When inclement weather hits Gahanna, city and school officials follow specific protocols, with safety being the top consideration.

Dec. 21 marks the first official day of winter, although some snow flurries already have been seen this month.

Gahanna-Jefferson Public Schools Superintendent Steve Barrett said the district tries to gather all available information in an attempt to make a prudent decision as to whether it's safe to have buses and student drivers on the road, and if conditions are safe for students who walk.

"We get up at 4:15 a.m. on a morning when we expect inclement weather and check the roads," he said.

Barrett said he discusses conditions with business director Scott Lofton, who is in communication with the city staff.

The decision to remain open, close or delay is made after also talking to the district's transportation supervisor, school principals and officials with other school districts.

In the event of snow and ice, Barrett said he considers if the roads are safe to drive, if students can walk to their school or their bus stops safely, and temperature and wind-chill factors, using the National Weather Service wind-chill chart as a guide for exposure time.

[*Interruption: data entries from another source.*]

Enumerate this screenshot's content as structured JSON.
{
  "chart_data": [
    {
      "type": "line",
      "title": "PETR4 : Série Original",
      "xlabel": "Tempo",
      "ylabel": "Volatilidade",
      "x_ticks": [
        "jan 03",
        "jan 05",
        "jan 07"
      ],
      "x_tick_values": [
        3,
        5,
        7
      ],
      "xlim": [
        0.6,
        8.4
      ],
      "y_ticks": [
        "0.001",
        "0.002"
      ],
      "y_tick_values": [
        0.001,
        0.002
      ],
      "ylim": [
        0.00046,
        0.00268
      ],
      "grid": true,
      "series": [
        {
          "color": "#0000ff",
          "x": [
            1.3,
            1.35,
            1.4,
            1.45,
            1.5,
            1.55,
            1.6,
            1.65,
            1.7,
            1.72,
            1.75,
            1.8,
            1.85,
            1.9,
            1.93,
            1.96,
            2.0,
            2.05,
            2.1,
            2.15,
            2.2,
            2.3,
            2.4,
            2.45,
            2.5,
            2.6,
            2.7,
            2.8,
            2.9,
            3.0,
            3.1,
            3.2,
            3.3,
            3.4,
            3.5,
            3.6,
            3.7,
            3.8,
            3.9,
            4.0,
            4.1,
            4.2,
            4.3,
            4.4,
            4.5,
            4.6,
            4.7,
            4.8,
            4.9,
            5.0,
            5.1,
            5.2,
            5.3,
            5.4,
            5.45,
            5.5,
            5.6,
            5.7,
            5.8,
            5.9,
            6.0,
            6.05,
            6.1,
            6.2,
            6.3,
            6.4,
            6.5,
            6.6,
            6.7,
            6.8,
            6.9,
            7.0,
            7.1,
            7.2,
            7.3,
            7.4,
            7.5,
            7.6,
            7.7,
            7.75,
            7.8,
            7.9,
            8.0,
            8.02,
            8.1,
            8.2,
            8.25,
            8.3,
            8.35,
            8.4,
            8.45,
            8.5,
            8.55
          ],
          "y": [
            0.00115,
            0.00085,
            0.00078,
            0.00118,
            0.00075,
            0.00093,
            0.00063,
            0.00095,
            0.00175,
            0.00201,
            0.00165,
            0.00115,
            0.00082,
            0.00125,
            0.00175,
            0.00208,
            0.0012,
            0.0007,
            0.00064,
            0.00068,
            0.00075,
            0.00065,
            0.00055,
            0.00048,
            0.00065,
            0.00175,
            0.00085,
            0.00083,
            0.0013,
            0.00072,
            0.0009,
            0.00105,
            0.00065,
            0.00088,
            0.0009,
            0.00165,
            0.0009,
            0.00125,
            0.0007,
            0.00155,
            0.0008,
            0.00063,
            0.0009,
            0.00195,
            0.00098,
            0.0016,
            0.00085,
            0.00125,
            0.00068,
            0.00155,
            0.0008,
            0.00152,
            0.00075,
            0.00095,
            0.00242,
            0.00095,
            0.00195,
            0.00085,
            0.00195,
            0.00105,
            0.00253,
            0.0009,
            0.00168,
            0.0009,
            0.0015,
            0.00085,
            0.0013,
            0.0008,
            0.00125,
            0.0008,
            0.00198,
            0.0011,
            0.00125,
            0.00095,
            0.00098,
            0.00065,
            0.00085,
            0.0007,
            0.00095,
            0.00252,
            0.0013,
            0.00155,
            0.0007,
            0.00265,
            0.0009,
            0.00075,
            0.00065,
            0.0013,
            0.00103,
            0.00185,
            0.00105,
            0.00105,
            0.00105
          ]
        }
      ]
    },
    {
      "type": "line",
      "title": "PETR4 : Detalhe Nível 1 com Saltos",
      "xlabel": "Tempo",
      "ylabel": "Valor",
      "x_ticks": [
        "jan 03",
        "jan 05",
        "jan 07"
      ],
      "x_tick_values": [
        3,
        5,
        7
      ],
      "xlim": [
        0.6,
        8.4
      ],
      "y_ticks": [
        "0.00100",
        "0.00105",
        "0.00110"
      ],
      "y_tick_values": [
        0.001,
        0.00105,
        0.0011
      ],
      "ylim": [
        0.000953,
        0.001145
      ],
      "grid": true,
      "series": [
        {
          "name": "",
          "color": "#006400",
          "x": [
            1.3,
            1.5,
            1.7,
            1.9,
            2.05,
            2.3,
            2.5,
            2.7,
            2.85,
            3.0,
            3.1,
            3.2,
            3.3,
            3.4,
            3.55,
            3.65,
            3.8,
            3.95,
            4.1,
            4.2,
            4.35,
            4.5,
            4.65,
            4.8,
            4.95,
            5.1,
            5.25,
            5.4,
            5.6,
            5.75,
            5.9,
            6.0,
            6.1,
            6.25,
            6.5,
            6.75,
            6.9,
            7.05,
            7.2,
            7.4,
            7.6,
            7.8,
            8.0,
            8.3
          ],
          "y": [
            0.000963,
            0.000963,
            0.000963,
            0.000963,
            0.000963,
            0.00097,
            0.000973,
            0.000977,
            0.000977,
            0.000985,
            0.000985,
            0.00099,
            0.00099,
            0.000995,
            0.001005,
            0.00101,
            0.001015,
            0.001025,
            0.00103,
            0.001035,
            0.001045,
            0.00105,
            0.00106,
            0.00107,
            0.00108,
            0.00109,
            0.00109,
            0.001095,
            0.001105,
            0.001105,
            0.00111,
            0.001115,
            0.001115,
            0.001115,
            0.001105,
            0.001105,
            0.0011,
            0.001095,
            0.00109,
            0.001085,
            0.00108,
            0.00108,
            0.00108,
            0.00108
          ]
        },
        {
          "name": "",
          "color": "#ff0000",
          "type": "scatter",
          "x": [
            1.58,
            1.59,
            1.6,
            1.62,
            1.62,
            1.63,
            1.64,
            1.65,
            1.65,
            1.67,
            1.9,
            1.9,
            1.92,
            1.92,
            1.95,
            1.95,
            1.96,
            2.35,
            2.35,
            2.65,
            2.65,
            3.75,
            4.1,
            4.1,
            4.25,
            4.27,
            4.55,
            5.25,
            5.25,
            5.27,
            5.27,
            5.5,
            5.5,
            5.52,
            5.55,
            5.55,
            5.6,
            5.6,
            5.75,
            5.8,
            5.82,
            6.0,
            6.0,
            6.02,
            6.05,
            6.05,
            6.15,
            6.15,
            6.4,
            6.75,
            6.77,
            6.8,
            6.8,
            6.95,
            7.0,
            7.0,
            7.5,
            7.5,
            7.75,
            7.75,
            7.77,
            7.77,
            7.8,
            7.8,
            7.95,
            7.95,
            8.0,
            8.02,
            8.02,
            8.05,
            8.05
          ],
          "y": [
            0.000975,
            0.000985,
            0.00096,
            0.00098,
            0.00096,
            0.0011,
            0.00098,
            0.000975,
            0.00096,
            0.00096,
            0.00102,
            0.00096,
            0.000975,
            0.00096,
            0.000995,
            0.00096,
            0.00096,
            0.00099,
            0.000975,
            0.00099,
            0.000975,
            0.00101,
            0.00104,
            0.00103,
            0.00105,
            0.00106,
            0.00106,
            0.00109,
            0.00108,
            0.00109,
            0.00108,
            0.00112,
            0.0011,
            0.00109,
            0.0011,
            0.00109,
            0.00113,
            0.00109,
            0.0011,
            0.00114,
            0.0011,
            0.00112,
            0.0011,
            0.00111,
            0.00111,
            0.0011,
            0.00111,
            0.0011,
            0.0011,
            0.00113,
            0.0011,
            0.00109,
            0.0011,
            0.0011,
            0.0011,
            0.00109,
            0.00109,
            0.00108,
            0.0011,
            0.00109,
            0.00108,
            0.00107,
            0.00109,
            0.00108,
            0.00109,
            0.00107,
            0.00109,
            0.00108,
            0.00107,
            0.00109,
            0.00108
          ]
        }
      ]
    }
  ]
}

"There's no magic number, but if it's dangerous, we will close," Barrett said. "We consider not all kids have gloves or may have forgotten them at school.

"We also consider our building temperatures to make sure kids can be warm, safe and dry," he said.

Barrett said the district also wants to make sure the conditions of parking lots are safe for the staff.

"I think the biggest challenge is ice," he said. "Sometimes for that, we'll do a two-hour delay, hoping ice will melt. We look at the National Weather Service and some apps to figure out if conditions will improve on a given day."

Barrett said the important window is between 4 and 6 a.m.

"We're going to make the call no later than 5:15 a.m. or 5:30 a.m.," he said. "We want to give parents time to make necessary arrangements for kids."

Barrett said the district considers student safety first and foremost.

On a questionable weather day, Lofton said, he usually gets out on roadways about 4 or 4:30 a.m. to see what conditions are like.

"I live toward Blacklick, so I check that area," he said. "We'll go to the west side and east side.

"As the superintendent said, we talk on a regular basis. We're not that big but sometimes one side will get ice and the other snow," he said.

Barrett said officials analyze weather reports and updates from Gahanna police, and also will check the weather to see if it will warm up later in the day.

On days the district decides to close, parents and students will be notified through the email messenger system, as well as through a post on the district website and social media channels.

Central Ohio television stations will be notified, as will The Columbus Dispatch and multiple radio stations.

City street conditions

Rob Priestas, the city's director of service and engineering, said the city's snow-removal policy places every street into one of four categories based on the street's usage, access and safety.

The category determines the priority of when and how streets are treated and cleared.

The four categories include: arterial (main streets), collector (streets that lead to arterials), residential (neighborhood streets) and courts.

Arterial streets are plowed first. After all arterial streets are cleared, snow plows then work on the collector streets, Priestas said.

Following collector streets are residential streets with steep slopes, regular residential streets and courts.

He said some snowfalls make clearing more difficult, depending upon when it snows and for how long.

Snowfalls that begin in the early morning or during evening hours can have the snow plows clearing streets during rush hour, which slows the process.

When storms continue for a number of hours, Priestas said, it can require clearing streets more than once, which can keep trucks on arterials and collector streets longer than desired.

He said the overall goal is to clear roadways with higher volumes of traffic first, because they ultimately affect the largest number of motorists, and then work on lower-volume roadways as the conditions on the arterial and collector roadways improve and stabilize.

"Our crews work very hard and take great pride in providing effective snow-ice clearing and treatment of our roadways to help keep them clear and safe for motorists," Priestas said.